Finding My Place: Embracing Authenticity in Theatre with RevLatina

Throughout my career in theater, I’ve felt not enough. I’ve always tried to fit into these boxes of what these casting directors are looking for, where every time I didn’t get a job, I questioned whether or not I’m actually “good enough” to do this.

I always was trying to read the casting directors mind and comparing myself to others, I’m too this, I’m too that, the voices many actors are used to. And after a lot of time where I didn’t feel welcome or safe in rooms to show my artistry, I was craving spaces that were diverse and that understood the type of artist I am.

I’ve heard of Rev.Latina’s BWS programs through a friend I had recently done a show with. After doing a show where the majority of the cast were from diverse Latin backgrounds, it gave me a feeling that I wanted to recapture again. Applying and even getting the invitation to audition was surprising to me, I was just like, they want me? And to hear it was a class type of setting, made the wave of nervousness and the need to be perfect fade away.

Walking into the space, the air felt different. And even though I didn’t know anyone, I didn’t feel this chaotic feeling, it just felt like here is where I am, and I was actually excited to share my artistry with others in the room. Everyone from the minute we started to the minute we finished, made the environment so warm and welcoming, which is a welcome change to other auditions I’ve been to. It wasn’t about being this polished, finished product that you sing your 8 bars and try to show how amazing you are.

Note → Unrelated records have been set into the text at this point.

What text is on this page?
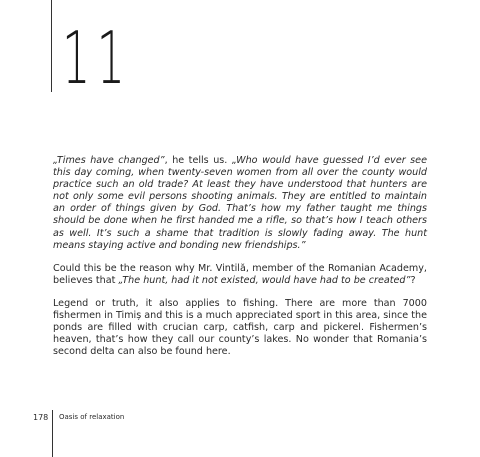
11

„Times have changed”, he tells us. „Who would have guessed I’d ever see this day coming, when twenty-seven women from all over the county would practice such an old trade? At least they have understood that hunters are not only some evil persons shooting animals. They are entitled to maintain an order of things given by God. That’s how my father taught me things should be done when he first handed me a rifle, so that’s how I teach others as well. It’s such a shame that tradition is slowly fading away. The hunt means staying active and bonding new friendships.”

Could this be the reason why Mr. Vintilă, member of the Romanian Academy, believes that „The hunt, had it not existed, would have had to be created”?

Legend or truth, it also applies to fishing. There are more than 7000 fishermen in Timiș and this is a much appreciated sport in this area, since the ponds are filled with crucian carp, catfish, carp and pickerel. Fishermen’s heaven, that’s how they call our county’s lakes. No wonder that Romania’s second delta can also be found here.

178 Oasis of relaxation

They actually cared about the work that goes into this. About the artistry. About pushing forward the boundaries of what theater should be. It was one of the most intense auditions I had ever been to, in the best way possible. I had spent three hours with these other auditioners, and the team and it felt like an awakening almost. After it all, I felt like I had known everyone for years and we were coming together and creating something so cool and special.

The process even made me emotional, to the point of tears, because I realized that after searching for a while, I had finally found a space that felt safe to be in. A space where I was enough just where I am at and am encouraged to grow into where I need to be. And that was my biggest hope by applying and being able to participate in this program.

I was looking for spaces that I can become the artist I know I need to be, looking for the people who I know I am safe around and we are in this together, a place I can feel like my most authentic self and feel empowered. And with being accepted into the program, I look forward to daring to go beyond and to finally be around the community I’ve been waiting for.